By Jaideep Sarin, IANS
Chandigarh : The burst from a malfunctioning automatic weapon may have injured her but not her spirit to be where the action is. Ranbir Kaur, 21, a Jat-Sikh girl born in India, is headed back to Iraq – one of the most troubled spots in the world – to make up on lost work as part of the US armed forces.
Being in the middle of hotspots is nothing new for Kaur, who is attached with the US National Guards.
She was assigned duty in war-ravaged Iraq earlier this year after having done a stint in patrolling the streets of another hotspot, Kabul city in Afghanistan.
After her injury in November, Kaur rested for four weeks and on Saturday she headed back for Iraq.
“She is very determined. The accident in Iraq meant a cooling off period for her in the US. But she is now headed back to work in Iraq. She seemed quite enthusiastic about going back there,” Hoshiarpur-based horticulturist-author Khushwant Singh, who featured her in his book “Sikhs Unlimited” this year, told IANS after speaking to her in the US this week.

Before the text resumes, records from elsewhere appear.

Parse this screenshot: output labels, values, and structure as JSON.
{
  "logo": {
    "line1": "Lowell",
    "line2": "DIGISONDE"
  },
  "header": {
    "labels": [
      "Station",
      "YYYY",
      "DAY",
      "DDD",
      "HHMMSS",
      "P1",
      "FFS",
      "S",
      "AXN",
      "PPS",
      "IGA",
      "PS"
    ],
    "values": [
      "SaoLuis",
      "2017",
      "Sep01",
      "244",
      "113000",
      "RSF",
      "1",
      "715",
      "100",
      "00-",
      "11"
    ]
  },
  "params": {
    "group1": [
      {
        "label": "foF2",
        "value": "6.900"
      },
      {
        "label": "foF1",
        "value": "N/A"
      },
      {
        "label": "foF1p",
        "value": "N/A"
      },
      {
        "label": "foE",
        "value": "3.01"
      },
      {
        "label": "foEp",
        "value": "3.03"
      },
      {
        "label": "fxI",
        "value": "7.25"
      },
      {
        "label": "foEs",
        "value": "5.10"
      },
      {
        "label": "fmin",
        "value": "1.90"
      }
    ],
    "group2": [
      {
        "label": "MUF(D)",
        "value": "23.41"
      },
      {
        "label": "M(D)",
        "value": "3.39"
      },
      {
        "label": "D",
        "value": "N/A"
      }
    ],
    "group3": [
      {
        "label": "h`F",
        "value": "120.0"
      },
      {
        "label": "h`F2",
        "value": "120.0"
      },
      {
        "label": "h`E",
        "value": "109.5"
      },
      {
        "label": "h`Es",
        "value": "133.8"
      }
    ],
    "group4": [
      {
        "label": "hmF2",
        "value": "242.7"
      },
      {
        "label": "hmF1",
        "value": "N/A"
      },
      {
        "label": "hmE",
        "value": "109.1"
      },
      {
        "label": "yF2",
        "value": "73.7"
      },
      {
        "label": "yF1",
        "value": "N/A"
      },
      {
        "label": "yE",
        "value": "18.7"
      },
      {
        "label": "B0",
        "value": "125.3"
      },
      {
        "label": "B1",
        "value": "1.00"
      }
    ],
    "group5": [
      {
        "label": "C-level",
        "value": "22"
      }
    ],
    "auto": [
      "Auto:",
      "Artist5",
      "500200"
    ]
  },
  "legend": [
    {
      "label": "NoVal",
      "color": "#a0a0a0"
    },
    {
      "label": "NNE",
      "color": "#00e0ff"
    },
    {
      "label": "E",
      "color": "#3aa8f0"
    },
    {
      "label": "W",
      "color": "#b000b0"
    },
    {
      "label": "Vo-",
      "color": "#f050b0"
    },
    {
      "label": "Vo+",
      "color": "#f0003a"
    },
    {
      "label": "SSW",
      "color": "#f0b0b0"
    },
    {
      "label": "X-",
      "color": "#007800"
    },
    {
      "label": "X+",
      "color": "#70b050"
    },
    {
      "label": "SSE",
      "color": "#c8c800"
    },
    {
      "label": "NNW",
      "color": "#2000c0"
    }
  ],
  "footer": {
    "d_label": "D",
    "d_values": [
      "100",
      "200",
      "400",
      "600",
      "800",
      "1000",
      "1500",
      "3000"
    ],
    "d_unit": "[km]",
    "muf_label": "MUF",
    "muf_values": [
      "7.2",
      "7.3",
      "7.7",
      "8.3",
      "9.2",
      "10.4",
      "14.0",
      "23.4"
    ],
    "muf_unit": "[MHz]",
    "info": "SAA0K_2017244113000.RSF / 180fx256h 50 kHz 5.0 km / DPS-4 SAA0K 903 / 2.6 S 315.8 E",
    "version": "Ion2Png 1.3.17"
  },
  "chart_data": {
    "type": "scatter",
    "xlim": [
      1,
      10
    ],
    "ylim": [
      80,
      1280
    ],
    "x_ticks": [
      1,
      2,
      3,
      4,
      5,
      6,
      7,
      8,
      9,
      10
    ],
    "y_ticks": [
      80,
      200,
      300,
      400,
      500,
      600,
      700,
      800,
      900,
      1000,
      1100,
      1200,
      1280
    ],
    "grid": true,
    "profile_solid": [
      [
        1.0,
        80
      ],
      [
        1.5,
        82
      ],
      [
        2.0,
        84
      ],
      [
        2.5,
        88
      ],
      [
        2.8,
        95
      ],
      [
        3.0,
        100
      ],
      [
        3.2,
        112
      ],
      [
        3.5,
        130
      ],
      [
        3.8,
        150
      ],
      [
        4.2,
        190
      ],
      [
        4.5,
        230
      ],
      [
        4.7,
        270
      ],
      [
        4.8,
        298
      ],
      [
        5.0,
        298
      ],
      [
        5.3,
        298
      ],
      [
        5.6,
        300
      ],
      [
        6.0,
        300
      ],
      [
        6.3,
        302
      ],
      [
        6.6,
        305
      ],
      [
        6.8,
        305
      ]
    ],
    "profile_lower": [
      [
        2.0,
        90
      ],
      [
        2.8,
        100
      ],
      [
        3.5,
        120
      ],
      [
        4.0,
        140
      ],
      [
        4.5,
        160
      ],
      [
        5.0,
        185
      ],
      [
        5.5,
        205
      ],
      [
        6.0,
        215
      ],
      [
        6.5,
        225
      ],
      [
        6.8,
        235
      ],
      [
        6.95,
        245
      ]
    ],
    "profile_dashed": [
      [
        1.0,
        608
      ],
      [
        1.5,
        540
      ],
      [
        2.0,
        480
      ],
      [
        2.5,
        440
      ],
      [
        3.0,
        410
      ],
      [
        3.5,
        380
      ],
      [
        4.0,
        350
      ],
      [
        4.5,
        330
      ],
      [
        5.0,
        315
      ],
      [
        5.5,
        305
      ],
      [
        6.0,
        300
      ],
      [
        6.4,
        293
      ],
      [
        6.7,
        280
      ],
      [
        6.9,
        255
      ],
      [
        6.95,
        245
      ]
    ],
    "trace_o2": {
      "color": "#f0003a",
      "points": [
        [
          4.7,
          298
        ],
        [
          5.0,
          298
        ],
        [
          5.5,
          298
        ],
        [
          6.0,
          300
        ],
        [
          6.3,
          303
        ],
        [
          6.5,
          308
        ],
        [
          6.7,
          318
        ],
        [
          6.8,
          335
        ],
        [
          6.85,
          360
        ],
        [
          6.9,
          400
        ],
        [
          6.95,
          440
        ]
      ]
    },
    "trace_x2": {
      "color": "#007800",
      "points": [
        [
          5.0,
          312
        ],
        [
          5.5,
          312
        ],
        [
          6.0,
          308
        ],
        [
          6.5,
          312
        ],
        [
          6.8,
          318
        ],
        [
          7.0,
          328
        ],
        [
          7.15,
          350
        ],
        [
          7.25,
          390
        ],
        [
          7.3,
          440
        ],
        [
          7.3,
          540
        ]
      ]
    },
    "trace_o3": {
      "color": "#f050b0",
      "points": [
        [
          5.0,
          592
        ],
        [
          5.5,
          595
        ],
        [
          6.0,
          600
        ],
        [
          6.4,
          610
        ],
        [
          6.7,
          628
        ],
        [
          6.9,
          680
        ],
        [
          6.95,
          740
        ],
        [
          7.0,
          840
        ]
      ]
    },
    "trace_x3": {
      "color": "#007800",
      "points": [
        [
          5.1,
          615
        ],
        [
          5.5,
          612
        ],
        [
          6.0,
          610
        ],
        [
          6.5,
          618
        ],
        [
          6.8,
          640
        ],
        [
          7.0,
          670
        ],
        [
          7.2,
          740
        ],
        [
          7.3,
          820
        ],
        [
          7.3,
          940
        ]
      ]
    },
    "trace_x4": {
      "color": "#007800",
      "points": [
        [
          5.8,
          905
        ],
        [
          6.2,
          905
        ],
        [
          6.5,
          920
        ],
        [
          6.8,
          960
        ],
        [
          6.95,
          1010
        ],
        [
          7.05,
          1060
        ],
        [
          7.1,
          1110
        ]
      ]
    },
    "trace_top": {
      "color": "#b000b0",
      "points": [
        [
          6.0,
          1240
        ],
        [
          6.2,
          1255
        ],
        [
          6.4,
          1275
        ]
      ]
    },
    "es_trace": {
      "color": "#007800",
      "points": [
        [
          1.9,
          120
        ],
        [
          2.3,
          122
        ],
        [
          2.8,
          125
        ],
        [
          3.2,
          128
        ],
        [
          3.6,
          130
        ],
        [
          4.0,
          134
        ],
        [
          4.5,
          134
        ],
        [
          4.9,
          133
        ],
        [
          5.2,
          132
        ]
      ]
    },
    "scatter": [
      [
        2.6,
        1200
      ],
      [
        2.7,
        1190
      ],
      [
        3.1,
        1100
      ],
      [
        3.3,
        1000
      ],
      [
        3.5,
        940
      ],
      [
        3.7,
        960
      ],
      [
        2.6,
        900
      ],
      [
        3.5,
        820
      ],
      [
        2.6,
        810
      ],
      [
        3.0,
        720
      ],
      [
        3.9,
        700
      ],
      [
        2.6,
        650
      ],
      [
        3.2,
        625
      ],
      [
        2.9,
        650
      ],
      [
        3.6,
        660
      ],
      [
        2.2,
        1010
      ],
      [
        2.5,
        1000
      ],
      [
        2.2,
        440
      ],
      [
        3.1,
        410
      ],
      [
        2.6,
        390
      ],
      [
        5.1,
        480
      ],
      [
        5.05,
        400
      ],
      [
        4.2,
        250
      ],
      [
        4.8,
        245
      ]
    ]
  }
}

Kaur’s new assignment in Iraq will be as a trucker and a gunner at an undisclosed Iraq city.
The dauntless Kaur slung an M-16 rifle on her shoulders when she was 17. At 20, she patrolled the streets of Kabul in 2006. “I have test-fired almost every weapon in the US Army now,” Kaur told the author in his book that featured successful Sikh men and women among the Indian diaspora. He referred to her as “Specialist Kaur” – a name she acquired in the US forces.
She was the first Sikh girl to join the US Armed Forces, becoming one among the over 200,000 women soldiers in the force. That was in 2003. Her work in Afghanistan and Iraq has ranged from protecting airports, streets of Kabul and heritage and religious buildings.
For a girl whose favourite conversation line is “If I gotta go, I’m gonna go”, things were not as easy even after she joined the US Armed Forces. She received hate mails and one criticism levelled against her was that she found it convenient to join the US forces in order to get citizenship. The truth, however, is that she got her citizenship before she joined the forces.
“In countries like Iraq and Afghanistan, everything is frontline. If death does not deter me, nothing else can,” she told Khushwant. She took an “awesome” fascination for the uniform while still in high school where marines and regulars from forces used to distribute fliers to students outside the school career centre.
Born in Nijjran village of Punjab’s non-resident Indian (NRI)-dominated Jalandhar district, the young girl reached US shores as a seven-year-old after her father Mahan Singh, pursuing dollar dreams, secured a US green card in 1990.
Singh, who lives with his large family in San Joaquin Valley, Earlimart-California, is now a grape-grower.
Kaur’s liking for action was revealed when hurricane Katrina hit New Orleans in 2005. She responded to the request of an organisation, the United Sikhs, to help salvage from the rubble the holy book of the Sikhs – Guru Granth Sahib – also referred to by the community as a living guru.